Les 40 milliards sont un package qui représente l'ensemble des aides qui ont déjà été promises, par tous les acteurs, plus celles qui ont été décidées au G8. Dans ces 40 milliards, 20 milliards vont être donnés par les institutions financières internationales que sont la Banque mondiale (BM), la Banque africaine de développement (BAD), la Banque européenne d'investissement (BEI) ou encore la Banque européenne pour la reconstruction et le développement (BERD). Les autres 20 milliards représentent les aides bilatérales. Par exemple, la décision des Etats-Unis de convertir la dette de l'Egypte est une mesure bilatérale, elle est donc comptée dans ces 20 milliards.
Quel est le rôle de la Banque européenne d'investissement (BEI), dans cette aide ?
Par le biais de la Facilité euro-méditerranéenne d'investissement et de partenariat (FEMIP), la BEI est le principal investisseur dans la région. Nous avons l'intention de prêter jusqu'à 6 milliards d'euros aux pays de la région d'ici 2013. Mais notre priorité est de financer des projets pour booster l'économie à court terme et créer rapidement des emplois. Nous allons donc accorder deux prêts pour un montant total de 300 millions d'euros à la Tunisie dès juillet. Le premier financera la construction d'une usine d'engrais au centre de la Tunisie, le deuxième un programme de modernisation routière dans l'ensemble du pays. En Egypte, la BEI et les pouvoirs publics ont identifié des projets prioritaires dans des secteurs clés comme le soutien aux entreprises ou les développement des infrastructures.

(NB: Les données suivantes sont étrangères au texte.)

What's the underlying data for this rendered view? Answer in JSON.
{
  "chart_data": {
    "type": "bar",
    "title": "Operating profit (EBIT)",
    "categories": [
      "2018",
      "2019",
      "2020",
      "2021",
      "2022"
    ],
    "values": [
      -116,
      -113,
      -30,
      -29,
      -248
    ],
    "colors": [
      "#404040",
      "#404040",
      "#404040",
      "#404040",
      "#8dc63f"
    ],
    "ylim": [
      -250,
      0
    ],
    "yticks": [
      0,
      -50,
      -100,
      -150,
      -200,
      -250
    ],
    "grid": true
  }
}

Le Premier ministre tunisien a déclaré : « Tout le monde veut nous aider, mais il va falloir commencer par nous aider nous-mêmes ». Une manière de souligner l'absence de mesures concrètes derrière les annonces du G8...
Les leaders du G8, à commencer par Nicolas Sarkozy, ont fait le choix de ne pas transformer cette réunion politique en réunion financière. Il faut aussi garder à l'esprit que le G8 est une réunion informelle. Les chefs d'Etat ont échangé sur les manières d'aider efficacement les pays en transition démocratique et ont renvoyé aux ministres des Finances de l'UE et des pays partenaires de la FEMIP le soin d'organiser clairement comment ces millions vont être répartis, quels projets ils vont desservir. Coordonner l'aide économique est beaucoup plus difficile que lorsqu'il s'agit d'échanges bilatéraux. C'est aussi plus efficace, car une aide conjointe permet de débloquer davantage d'argent et de mieux cibler les besoins. Vous pointez du doigt l'absence de mesures concrètes, mais c'est un processus qui prend du temps. Réussir à se coordonner de cette manière, c'est déjà un évènement !

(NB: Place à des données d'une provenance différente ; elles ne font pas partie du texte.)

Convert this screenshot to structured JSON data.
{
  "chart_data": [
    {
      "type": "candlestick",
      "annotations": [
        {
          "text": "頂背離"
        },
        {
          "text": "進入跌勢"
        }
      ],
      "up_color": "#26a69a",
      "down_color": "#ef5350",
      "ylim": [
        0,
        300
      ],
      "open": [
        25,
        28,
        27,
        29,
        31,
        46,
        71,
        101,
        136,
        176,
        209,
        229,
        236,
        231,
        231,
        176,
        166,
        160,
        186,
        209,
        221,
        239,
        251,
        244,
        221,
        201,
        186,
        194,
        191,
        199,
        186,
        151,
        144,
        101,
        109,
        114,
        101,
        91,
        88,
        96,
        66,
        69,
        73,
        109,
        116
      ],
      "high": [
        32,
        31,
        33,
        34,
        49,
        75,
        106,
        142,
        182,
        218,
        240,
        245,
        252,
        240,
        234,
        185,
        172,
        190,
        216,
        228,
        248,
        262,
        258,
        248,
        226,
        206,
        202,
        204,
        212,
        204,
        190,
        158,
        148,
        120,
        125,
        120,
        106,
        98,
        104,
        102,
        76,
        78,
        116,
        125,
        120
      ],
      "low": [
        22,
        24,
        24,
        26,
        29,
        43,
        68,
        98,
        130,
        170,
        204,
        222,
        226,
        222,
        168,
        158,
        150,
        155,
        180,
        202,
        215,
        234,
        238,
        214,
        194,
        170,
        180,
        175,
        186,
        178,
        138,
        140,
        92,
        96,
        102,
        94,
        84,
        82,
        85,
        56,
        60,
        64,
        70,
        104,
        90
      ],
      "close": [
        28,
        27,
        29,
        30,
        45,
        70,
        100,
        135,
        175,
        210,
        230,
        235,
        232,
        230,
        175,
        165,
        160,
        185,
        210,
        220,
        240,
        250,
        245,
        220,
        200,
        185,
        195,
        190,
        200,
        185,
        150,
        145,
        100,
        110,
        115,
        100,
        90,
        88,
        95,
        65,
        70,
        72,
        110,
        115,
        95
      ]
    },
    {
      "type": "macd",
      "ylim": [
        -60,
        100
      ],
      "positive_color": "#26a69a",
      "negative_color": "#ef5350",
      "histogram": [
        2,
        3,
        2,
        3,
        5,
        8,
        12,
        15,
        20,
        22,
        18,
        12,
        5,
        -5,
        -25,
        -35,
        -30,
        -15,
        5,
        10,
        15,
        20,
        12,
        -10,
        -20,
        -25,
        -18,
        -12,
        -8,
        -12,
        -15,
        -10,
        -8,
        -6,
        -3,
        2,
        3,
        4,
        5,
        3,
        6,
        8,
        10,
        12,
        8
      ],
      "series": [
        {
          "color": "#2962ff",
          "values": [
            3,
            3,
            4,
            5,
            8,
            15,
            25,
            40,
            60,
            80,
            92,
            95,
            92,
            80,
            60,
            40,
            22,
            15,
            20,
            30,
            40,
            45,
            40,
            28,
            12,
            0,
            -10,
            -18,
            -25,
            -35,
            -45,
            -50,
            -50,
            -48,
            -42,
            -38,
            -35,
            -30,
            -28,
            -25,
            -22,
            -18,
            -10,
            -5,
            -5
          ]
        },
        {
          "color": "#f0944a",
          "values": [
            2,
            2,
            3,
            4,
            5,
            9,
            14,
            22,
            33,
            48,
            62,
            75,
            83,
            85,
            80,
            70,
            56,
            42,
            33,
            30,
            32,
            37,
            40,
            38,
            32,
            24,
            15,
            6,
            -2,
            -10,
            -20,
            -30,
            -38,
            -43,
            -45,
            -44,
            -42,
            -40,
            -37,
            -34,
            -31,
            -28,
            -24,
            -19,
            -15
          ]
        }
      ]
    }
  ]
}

Aider économiquement les pays en transition démocratique, est-ce un geste politique ?
Cela le devient de plus en plus. On ne peut pas séparer la prospérité économique de la démocratie politique, car l'objectif en ce qui concerne la Tunisie et l'Egypte est clairement de faciliter la transition démocratique. La stabilité d'un pays passe par une économie qui génère croissance et emplois. Actuellement, le risque dans ces pays est que l'installation de la démocratie soit fragilisée par une situation économique difficile, qui fasse dire aux populations que la nouvelle situation n'est pas meilleure que l'ancienne. C'est pour cela que nous prenons en compte, beaucoup plus qu'avant, l'agenda politique des pays que nous aidons. En Tunisie par exemple, le gouvernement a annoncé vouloir développer les investissements étrangers et le partenariat public-privé. Donc nous avons complètement réorienté notre partenariat sur ces axes. Car réussir en Tunisie et en Egypte, c'est montrer le cap pour l'ensemble des pays, du Maroc à la Syrie.
La transition démocratique connaît quelques difficultés. Il y a quelques semaines, des troubles ont éclaté à Tunis. L'élection d'une assemblée constituante, initialement prévues le 24 juillet, risque d'être repoussée en octobre ou novembre.

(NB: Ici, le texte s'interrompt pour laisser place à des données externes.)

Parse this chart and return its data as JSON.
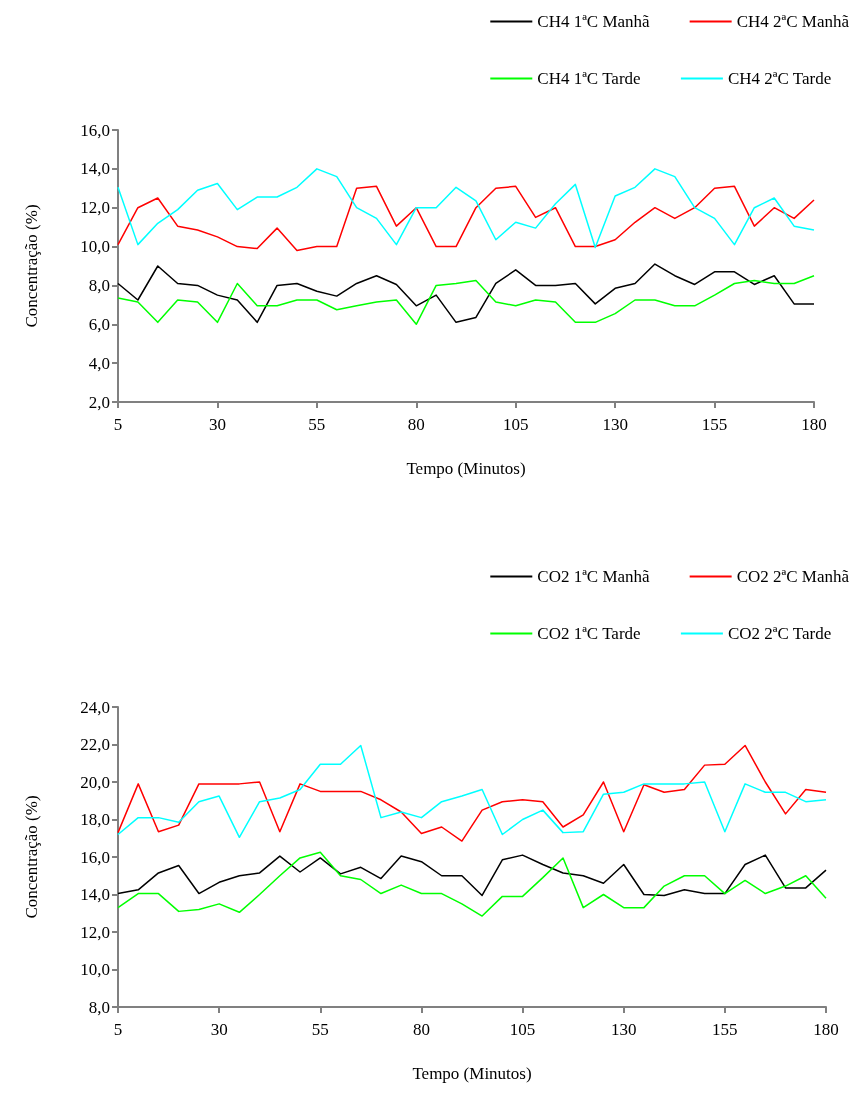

Les pays du G8 vont débloquer 40 milliards d'euros pour l'Egypte et la Tunisie. Concrètement, que représente cette somme ?
Les 40 milliards sont un package qui représente l'ensemble des aides qui ont déjà été promises, par tous les acteurs, plus celles qui ont été décidées au G8. Dans ces 40 milliards, 20 milliards vont être donnés par les institutions financières internationales que sont la Banque mondiale (BM), la Banque africaine de développement (BAD), la Banque européenne d'investissement (BEI) ou encore la Banque européenne pour la reconstruction et le développement (BERD). Les autres 20 milliards représentent les aides bilatérales. Par exemple, la décision des Etats-Unis de convertir la dette de l'Egypte est une mesure bilatérale, elle est donc comptée dans ces 20 milliards.
Quel est le rôle de la Banque européenne d'investissement (BEI), dans cette aide ?
Par le biais de la Facilité euro-méditerranéenne d'investissement et de partenariat (FEMIP), la BEI est le principal investisseur dans la région. Nous avons l'intention de prêter jusqu'à 6 milliards d'euros aux pays de la région d'ici 2013. Mais notre priorité est de financer des projets pour booster l'économie à court terme et créer rapidement des emplois. Nous allons donc accorder deux prêts pour un montant total de 300 millions d'euros à la Tunisie dès juillet. Le premier financera la construction d'une usine d'engrais au centre de la Tunisie, le deuxième un programme de modernisation routière dans l'ensemble du pays. En Egypte, la BEI et les pouvoirs publics ont identifié des projets prioritaires dans des secteurs clés comme le soutien aux entreprises ou les développement des infrastructures.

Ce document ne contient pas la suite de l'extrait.